対話の力

「人は自己を語るときに自己を構成する」
これはキャリア心理学者、マーク・サビカスの有名な言葉です。
この言葉を初めて聞いたとき、私はハッとしました。自分のことを“話す”という行為が、自分自身を“つくっている”というのは面白いなあと思いました。
実際、誰かと話していて「こんなこと、自分の中にあったんだ~」とビックリした経験はありませんか?あるいは、自分でもうまく言語化できなかったモヤモヤが、誰かに話すうちに輪郭を持ってきた・・・ということはないでしょうか?
これは決して偶然ではなく、人は語ることによって、自分という存在を少しずつ形づくっていくのです。でも、その「語り」は、自分一人では完結しないのです。むしろ、信頼できる誰かとの対話の中でこそ、深まるものではないでしょうか。
先日、ある方から素敵な夕陽を見た!という経験の話を伺い、夕陽への思いから、周りの方への感謝の話になり、これからの自分の人生の決意表明をする・・・・そんな対話を経験し、素敵な時間を過ごしました。
自己理解は「独り作業」ではない
「自己理解」や「内省」は一人で静かにやるもの・・・と思いがちではないでしょうか。もちろん、内省の時間も大切です。ですが、自分の世界だけに閉じこもっていては、見えるものも限られてくるかもしれません。だらこそ、他者と語り合うことが大切なのではないでしょうか。
他者との「対話」があるからこそ・・・・
・違う視点をもらう
・無意識だった価値観に気づく
・自分の言葉で話すことで思考が整理される
といった作用が働き、自分の“物語”が生き生きと立ち上がってくるのです。
そして、「対話の力」は部下との関係にも活かせるのではないでしょうか。これは、上司としての語りと、それ以上に、部下の語りを促すことが重要なのかもしれません。
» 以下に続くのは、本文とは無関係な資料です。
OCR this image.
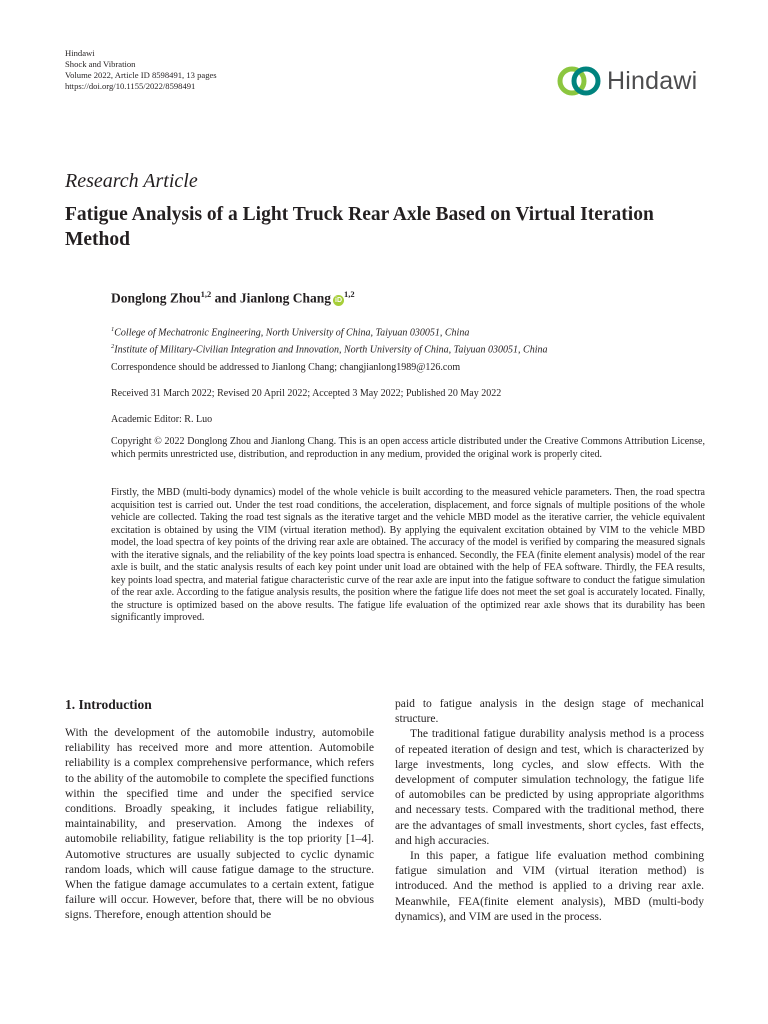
Hindawi
Shock and Vibration
Volume 2022, Article ID 8598491, 13 pages
https://doi.org/10.1155/2022/8598491	Hindawi
Research Article
Fatigue Analysis of a Light Truck Rear Axle Based on Virtual Iteration Method
Donglong Zhou$^{1,2}$ and Jianlong Chang iD$^{1,2}$
$^1$College of Mechatronic Engineering, North University of China, Taiyuan 030051, China
$^2$Institute of Military-Civilian Integration and Innovation, North University of China, Taiyuan 030051, China
Correspondence should be addressed to Jianlong Chang; changjianlong1989@126.com
Received 31 March 2022; Revised 20 April 2022; Accepted 3 May 2022; Published 20 May 2022
Academic Editor: R. Luo
Copyright © 2022 Donglong Zhou and Jianlong Chang. This is an open access article distributed under the Creative Commons Attribution License, which permits unrestricted use, distribution, and reproduction in any medium, provided the original work is properly cited.
Firstly, the MBD (multi-body dynamics) model of the whole vehicle is built according to the measured vehicle parameters. Then, the road spectra acquisition test is carried out. Under the test road conditions, the acceleration, displacement, and force signals of multiple positions of the whole vehicle are collected. Taking the road test signals as the iterative target and the vehicle MBD model as the iterative carrier, the vehicle equivalent excitation is obtained by using the VIM (virtual iteration method). By applying the equivalent excitation obtained by VIM to the vehicle MBD model, the load spectra of key points of the driving rear axle are obtained. The accuracy of the model is verified by comparing the measured signals with the iterative signals, and the reliability of the key points load spectra is enhanced. Secondly, the FEA (finite element analysis) model of the rear axle is built, and the static analysis results of each key point under unit load are obtained with the help of FEA software. Thirdly, the FEA results, key points load spectra, and material fatigue characteristic curve of the rear axle are input into the fatigue software to conduct the fatigue simulation of the rear axle. According to the fatigue analysis results, the position where the fatigue life does not meet the set goal is accurately located. Finally, the structure is optimized based on the above results. The fatigue life evaluation of the optimized rear axle shows that its durability has been significantly improved.
1. Introduction

With the development of the automobile industry, automobile reliability has received more and more attention. Automobile reliability is a complex comprehensive performance, which refers to the ability of the automobile to complete the specified functions within the specified time and under the specified service conditions. Broadly speaking, it includes fatigue reliability, maintainability, and preservation. Among the indexes of automobile reliability, fatigue reliability is the top priority [1–4]. Automotive structures are usually subjected to cyclic dynamic random loads, which will cause fatigue damage to the structure. When the fatigue damage accumulates to a certain extent, fatigue failure will occur. However, before that, there will be no obvious signs. Therefore, enough attention should be

paid to fatigue analysis in the design stage of mechanical structure.

The traditional fatigue durability analysis method is a process of repeated iteration of design and test, which is characterized by large investments, long cycles, and slow effects. With the development of computer simulation technology, the fatigue life of automobiles can be predicted by using appropriate algorithms and necessary tests. Compared with the traditional method, there are the advantages of small investments, short cycles, fast effects, and high accuracies.

In this paper, a fatigue life evaluation method combining fatigue simulation and VIM (virtual iteration method) is introduced. And the method is applied to a driving rear axle. Meanwhile, FEA(finite element analysis), MBD (multi-body dynamics), and VIM are used in the process.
部下との信頼関係を築くうえで、上司自身が自分の思いや経験を語ることも、実はとても大切で、「自分の過去の失敗談」「なぜこの仕事を選んだのか」「今、大切にしている価値観」こうした“個人のストーリー”は、単なる情報ではなく、こうした個人的な話には、共感や安心感を生む力があります。上司という立場でも、素の自分を少しずつ語ることで、部下も自分の語りを始めてくれるようになります。その対話の積み重ねの中で、信頼が育まれ、お互いの理解が深まっていくのです。
そして何より、自分自身が、「語ることで、自分を再発見する」という自己概念を知ることになるのです。上司の方も、自分という木はどんな木なのか?これからどんな枝葉をつけ、どんな花を咲かせたいのか?林をつくるのか、森をつくるのか?それは何の為なのか?一つ一つ言葉にしていく作業はとても意味のある事ではないでしょうか。
そして、何よりも、部下の方に「自分のストーリー」を自由に語ってもらい、上司の方が丁寧に関わる事は、どんな業務の指示よりも効果を発揮し、その時だけでなくこれからの信頼関係にも繋がり、チームや部署、組織全体にもよい影響となるのではないでしょうか。
語りとは、相手の存在があってこそ育まれるもの。
そして、その語りの中で、私たちは新しい自分に出会っていきます。
自分一人ではたどり着けなかった言葉、気づけなかった価値観、見えていなかった願い・・・それらは、信頼できる相手との対話の中で、少しずつ浮かび上がってきます。ぜひ、ちょっと意識して、部下や周りのメンバーと「対話」をしてみませんか?
語ることで、人生が耕されていく。
そんな実感を味わっていただけたらと思います。